Contributions to this volume span a wide range of topics related to chess, and diverge from most philosophy volumes in that the approaches of each author are guided by no standard methodology. Some authors write whimsically, while others write with gravity; some speak with authority, while others speak with the sheepish humility of a self-loathing woodpusher. This volume includes essays from so-called analytic philosophers, enamored as they are with concision, logic, and compartmentalization, and so-called Continental philosophers, driven as they are by a flair for the literary and the dramatic. It includes essays from aestheticians and from philosophers of sport, from students and professors, from Grandmasters and grand-patzers. For this reason, this volume, to my mind, functions in the true spirit of both philosophy and chess. There is no clear approach, there is no distinctive doctrine. Instead this volume offers a gallimaufry of writings and musings that relate playfully to the game of chess, written by people who play chess, who like chess, who love chess, and who are addicted to chess.
I have selected most essays for their readability and breadth. Some deal with extraordinarily difficult topics in professional philosophy, while others simply scratch the surface on superficial matters. In this short introduction, I would like to give you a brief overview of each reading and offer, where I can, some justification for my ordering the contents in the way that I have. At the end of the day, the collection is intended playfully, so those who seek to make too much sense of the ordering will find themselves at a loss.
First, the lay of the land: we begin the volume by asking about what it is to understand chess; from understanding or knowing we move into being, into questions about what chess is, and whether chess is an apt metaphor for life; from being we round our task out by moving to doing. This is a natural progression, echoing intuitions from ancient philosophers. Our safari through philosophy and chess takes us from the moment at which we see to the point at which we do.
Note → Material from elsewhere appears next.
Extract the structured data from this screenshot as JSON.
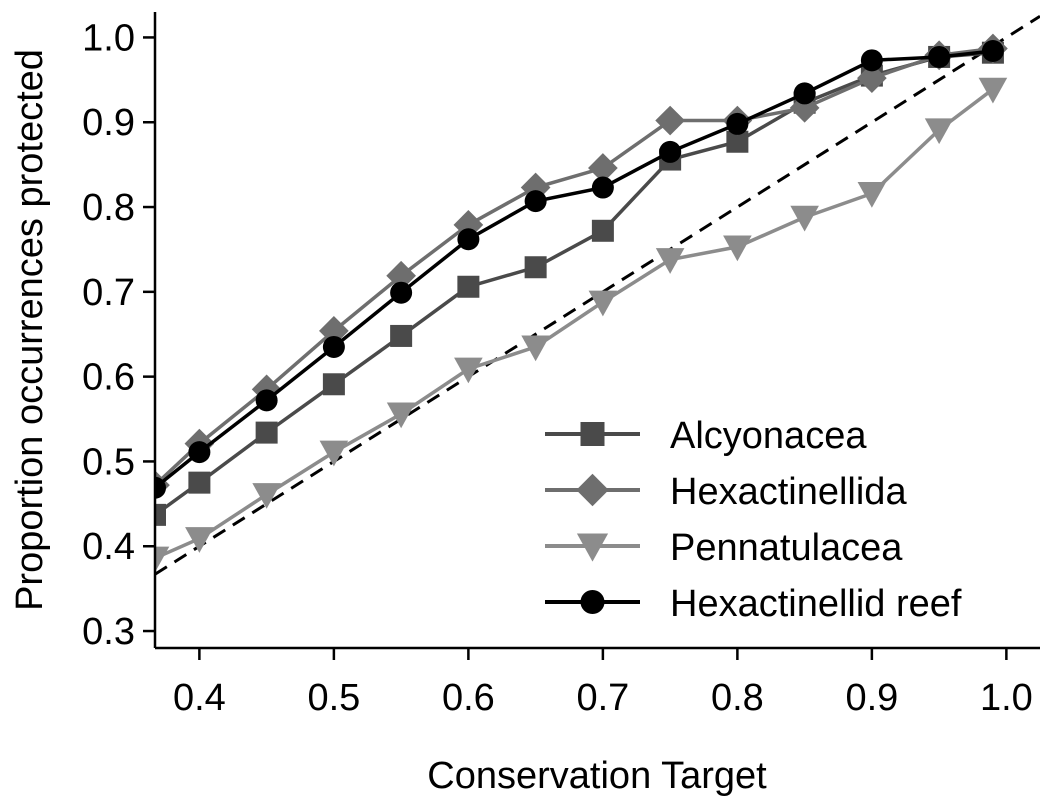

Bernd Graefrath, a professor at the University of Duisburg-Essen, offers the first chapter. Graefrath provides an illuminating discussion of a type of chess problem for the puzzle-driven player: a retrograde analysis. Where most traditional chess problems present a player with a forward-looking board arrangement and require that the player determine the correct or the best next move or series of moves following from that arrangement, retrograde analysis turns the traditional approach to chess problems on its head. A retrograde analysis calls upon the player to analyze what has already happened in a game, and not what should happen. This breed of chess problem gained popularity with the widely published chess problems of Raymond Smullyan, which Graefrath covers in his piece. For those unfamiliar with retrograde analysis, the four puzzles that Graefrath offers may provide entertainment in themselves. However, there is more at play in Graefraths piece than meets the eye. He seeks the unifying philosophical principle that guides Smullyans many books on retrograde analysis. In his essay, Graefrath not only provides intelligent commentary on these few puzzles, but he concludes that one can tease out two important philosophical insights from Smullyans work. The first is what Graefrath calls cognitive optimism: that given even some of the seemingly most intractable puzzles, our powers of cognition can lead us to unravel the puzzles of the universe. And the second relates to the limitations of cognitive optimism: Smullyan shows that, despite our best abilities, there are many puzzles for which we will never have an answer.